O ENTALADO
O entalado estava bucho do gasganete. Tinha novelos de pasta colados à gargantilha, enrolados entre o estômago e o esófago, tão recheado de explosivo que, mais uma bolachinha de água e sal, e não haveria contentor que o retivesse.
O entalado estava carrapito da vida, ruborescendo bochecha a bochecha uma acutilante adjectivação. Não ponham o entalado ao mesmo nível da mordedura, não confundam o dente com a placa.
O entalado estava seriamente sério, levando-se a si para lá de tudo o que pudesse pô-lo em causa.
O entalado estava engasgado. Bem lhe queriam bater nas costas, bem lhe queriam, mas o pobre coitado, já com a úlcera a sair-lhe pelo nariz, não tinha costas. Ele era uma curvatura com as badanas no lugar dos pulmões. Não confundam corcunda com isto, ele era mesmo badanas no lugar dos pulmões.

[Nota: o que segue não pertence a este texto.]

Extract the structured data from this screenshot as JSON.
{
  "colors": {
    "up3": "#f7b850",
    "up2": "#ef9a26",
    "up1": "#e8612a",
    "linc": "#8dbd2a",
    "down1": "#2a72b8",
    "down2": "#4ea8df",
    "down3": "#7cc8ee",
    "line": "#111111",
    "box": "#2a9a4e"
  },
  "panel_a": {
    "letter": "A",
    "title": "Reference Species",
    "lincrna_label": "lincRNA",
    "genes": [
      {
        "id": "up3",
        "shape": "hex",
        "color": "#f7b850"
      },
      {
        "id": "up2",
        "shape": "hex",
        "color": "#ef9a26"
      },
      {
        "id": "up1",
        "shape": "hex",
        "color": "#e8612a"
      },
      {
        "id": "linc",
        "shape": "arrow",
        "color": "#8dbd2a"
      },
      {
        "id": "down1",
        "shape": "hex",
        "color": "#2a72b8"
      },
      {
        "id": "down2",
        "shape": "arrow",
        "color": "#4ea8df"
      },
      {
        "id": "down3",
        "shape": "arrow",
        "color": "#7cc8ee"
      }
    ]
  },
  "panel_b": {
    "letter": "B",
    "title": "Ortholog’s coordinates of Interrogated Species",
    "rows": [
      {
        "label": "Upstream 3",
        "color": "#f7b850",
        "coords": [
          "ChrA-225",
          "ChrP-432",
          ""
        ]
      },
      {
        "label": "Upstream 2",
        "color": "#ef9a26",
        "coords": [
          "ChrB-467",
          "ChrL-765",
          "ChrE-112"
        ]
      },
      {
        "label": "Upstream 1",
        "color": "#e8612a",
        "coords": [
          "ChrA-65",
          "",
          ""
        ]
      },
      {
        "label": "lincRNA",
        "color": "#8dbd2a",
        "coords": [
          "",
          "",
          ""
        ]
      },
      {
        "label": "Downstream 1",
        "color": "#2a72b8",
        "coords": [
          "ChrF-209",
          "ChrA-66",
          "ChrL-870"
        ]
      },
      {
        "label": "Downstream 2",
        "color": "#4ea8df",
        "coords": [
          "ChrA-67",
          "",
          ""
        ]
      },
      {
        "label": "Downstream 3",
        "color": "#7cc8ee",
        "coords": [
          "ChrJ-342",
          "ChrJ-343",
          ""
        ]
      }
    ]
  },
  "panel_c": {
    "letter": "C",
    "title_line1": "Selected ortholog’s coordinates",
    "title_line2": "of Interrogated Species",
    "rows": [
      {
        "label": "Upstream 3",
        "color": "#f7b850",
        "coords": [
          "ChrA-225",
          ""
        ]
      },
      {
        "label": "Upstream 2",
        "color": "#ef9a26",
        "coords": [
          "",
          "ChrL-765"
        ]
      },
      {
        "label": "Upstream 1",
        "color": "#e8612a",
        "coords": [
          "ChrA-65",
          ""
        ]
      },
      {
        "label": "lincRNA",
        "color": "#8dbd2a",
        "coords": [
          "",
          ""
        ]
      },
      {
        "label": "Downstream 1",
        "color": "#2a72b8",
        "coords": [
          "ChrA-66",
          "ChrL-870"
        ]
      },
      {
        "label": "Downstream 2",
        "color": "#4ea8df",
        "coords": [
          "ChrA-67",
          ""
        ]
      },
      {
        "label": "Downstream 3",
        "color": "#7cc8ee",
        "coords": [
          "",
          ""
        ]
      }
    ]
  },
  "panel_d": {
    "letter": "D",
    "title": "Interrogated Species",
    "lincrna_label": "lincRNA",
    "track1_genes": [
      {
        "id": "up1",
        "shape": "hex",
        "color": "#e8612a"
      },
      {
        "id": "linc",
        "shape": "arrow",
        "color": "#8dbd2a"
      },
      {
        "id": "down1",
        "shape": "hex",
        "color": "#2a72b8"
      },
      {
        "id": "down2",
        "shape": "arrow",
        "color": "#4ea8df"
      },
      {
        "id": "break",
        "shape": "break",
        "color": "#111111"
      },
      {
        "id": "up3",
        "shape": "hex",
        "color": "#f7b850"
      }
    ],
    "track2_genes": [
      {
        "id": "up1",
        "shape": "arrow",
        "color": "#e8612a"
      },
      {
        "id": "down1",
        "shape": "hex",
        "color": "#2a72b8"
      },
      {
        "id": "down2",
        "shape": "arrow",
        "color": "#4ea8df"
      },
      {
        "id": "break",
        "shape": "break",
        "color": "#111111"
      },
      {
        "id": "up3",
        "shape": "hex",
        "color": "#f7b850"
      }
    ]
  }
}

O entalado estava engasgado e explodiu seriamente toda a sua seriedade, apontou o dedo mindinho tremendo de fúria, parecia um engalanado, parecia um engarrafamento na festa do chocolate, parecia um chocolate dietético, parecia um perlimpimpim suburbano, parecia uma infância arrependida, parecia uma coisa que não se parece com nada.
É preciso postar gravidade, sisudez e rectidão no inútil. É preciso levar na vida a sério o que se leva a brincar no poema. É preciso vida para o poema, isto é, é preciso poema para a vida, ou seja, é preciso mandar o poema à vida, não obstante também ser preciso mandar a vida ao poema.
Nenhum atacador surrealista poderá embelezar as botas salpicadas do entalado. Nenhum abraço, nenhum beijinho nas fauces, nenhuma simpática paciência. A verdade é que enquanto o inchaço não passar ao entalado, não passará a dor pelo crivo da vergonha. E quando a dor não passa pelo crivo da vergonha só duas possibilidades nos restam: pica-se a dor, alarga-se o crivo.
A grande dúvida é: com que mão limpará o cu o entalado? Com a mão ferida ou com a mão suja?